Nevada’s teen job crisis is summer’s biggest disaster

Original Article: http://www.reviewjournal.com/news/nevada-s-teen-job-crisis-summers-biggest-disaster

  • Author: Michael Saltsman

  • Publication Date: August 2015

  • Newspaper: Las Vegas Review-Journal

  • Topics: Minimum Wage

It was one of the worst releases of the summer.

No, I’m not talking about the box-office disaster known as “Fantastic Four” — although teens who shelled out $10 for a ticket to that movie surely are looking for a refund.

Rather, I’m talking about the monthly jobs report released by the U.S. Bureau of Labor Statistics.

It showed that though teen unemployment has ticked down slightly, labor force participation remains mired at the same rate as the summer of 2011. Meanwhile, more than 11 million teens have dropped out of the workforce entirely. The situation is even worse in Nevada, with teen unemployment averaging 26.4 percent, about the same as the 27.2 percent rate at this time last year.

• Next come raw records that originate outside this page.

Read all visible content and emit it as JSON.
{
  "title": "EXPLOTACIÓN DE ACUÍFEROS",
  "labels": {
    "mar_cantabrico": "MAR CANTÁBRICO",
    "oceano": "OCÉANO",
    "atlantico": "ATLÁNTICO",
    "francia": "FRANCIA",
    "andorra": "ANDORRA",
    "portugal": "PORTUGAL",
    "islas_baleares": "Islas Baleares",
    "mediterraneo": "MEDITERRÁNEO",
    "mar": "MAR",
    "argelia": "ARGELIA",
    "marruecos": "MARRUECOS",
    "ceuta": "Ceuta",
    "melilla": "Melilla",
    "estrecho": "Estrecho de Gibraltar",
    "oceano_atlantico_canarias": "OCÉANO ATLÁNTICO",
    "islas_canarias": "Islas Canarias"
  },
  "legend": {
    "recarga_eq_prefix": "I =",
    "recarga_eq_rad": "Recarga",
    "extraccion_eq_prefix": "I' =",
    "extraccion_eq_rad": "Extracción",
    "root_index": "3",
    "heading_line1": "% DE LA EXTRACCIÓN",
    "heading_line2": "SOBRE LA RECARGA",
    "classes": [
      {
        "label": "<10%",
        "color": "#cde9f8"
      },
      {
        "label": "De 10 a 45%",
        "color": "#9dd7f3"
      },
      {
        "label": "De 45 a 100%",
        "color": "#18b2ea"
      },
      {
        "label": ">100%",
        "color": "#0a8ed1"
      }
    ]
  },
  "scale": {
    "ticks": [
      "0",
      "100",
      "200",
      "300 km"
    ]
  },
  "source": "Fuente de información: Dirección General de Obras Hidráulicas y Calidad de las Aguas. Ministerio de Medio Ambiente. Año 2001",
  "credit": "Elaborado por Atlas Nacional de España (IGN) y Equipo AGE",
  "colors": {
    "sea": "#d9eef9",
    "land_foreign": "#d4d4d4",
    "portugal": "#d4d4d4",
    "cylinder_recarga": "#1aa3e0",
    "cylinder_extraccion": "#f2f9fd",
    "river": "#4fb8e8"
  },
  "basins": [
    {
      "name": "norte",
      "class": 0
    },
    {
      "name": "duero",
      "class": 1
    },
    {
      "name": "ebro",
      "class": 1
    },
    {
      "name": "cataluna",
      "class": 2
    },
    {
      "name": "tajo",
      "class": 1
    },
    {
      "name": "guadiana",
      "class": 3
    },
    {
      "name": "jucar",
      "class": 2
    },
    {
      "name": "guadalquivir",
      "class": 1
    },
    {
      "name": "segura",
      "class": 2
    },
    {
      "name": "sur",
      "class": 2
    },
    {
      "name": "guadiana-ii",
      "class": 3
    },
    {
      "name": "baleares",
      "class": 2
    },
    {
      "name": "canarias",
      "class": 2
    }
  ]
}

In a complex labor market like Nevada’s, it’s impossible to identify one reason why youth unemployment remains stubbornly high despite broader economic gains in recent years. While many of these factors are outside the control of Nevada policymakers, one proposed public policy idea would almost certainly exacerbate the problem: a higher minimum wage, which disproportionately hurts young and less-experienced jobseekers.

While both a Republican-backed state Senate bill and a Democrat-backed state constitutional amendment to raise the minimum wage failed in this year’s legislative session, union-backed groups are already looking ahead to next year, moving to put a minimum wage initiative on the ballot. For Nevada’s low-margin, labor-intensive businesses such as those in the restaurant and retail industries, which are primary employers of youth, such a measure could significantly increase operating costs.

In order to absorb the new costs associated with a minimum wage hike while maintaining their razor-thin profit margins, Nevada small businesses would try to pass them off to their consumers in the form of higher prices. While this may work in high-end businesses on the Strip where consumers scarcely glance at the price, it won’t in areas where consumers are price sensitive.

Faced with the threat of losing customers, businesses try to absorb increased labor costs by cutting costs instead. That means reducing job opportunities. And those hardest hit by these lost jobs are young jobseekers who are the least-skilled and therefore the most dispensable to their employers.

Such consequences have been most stark on the West Coast, where cities such as Seattle, Oakland, San Francisco and Los Angeles have dramatically increased their minimum wages. A Z Pizza franchise in Seattle, trendy restaurants in San Francisco and 10 restaurants and grocery stores in Oakland’s Chinatown are just some of the numerous small business to have closed their doors in recent months, citing minimum wage increases as the driving reason.

These aren’t just anecdotes. Last year, the nonpartisan Congressional Budget Office estimated that a half-million jobs would be lost from a $10.10 minimum wage. And two summaries of the best minimum wage research, authored by economists at UC Irvine and the Federal Reserve Board, find that the vast majority of studies conclude that wage hikes cost jobs — particularly among the least skilled.

But it isn’t just a job that Nevada teens are missing out on when the minimum wage increases. They’re missing out on valuable early-career work experience that provides them with an “invisible curriculum” of soft skills like customer service, time management and a sense of urgency that help them throughout their careers. Economists from the University of Virginia and Middle Tennessee State University have found that those who get such experience enjoy an earnings premium throughout their careers over those who did not.

Bad movies come and go, but Nevada youth who miss out on valuable early career employment opportunities are facing long-term harm. Instead of creating new barriers to employment, the state’s legislators should step back and examine the existing ones they’ve already enacted.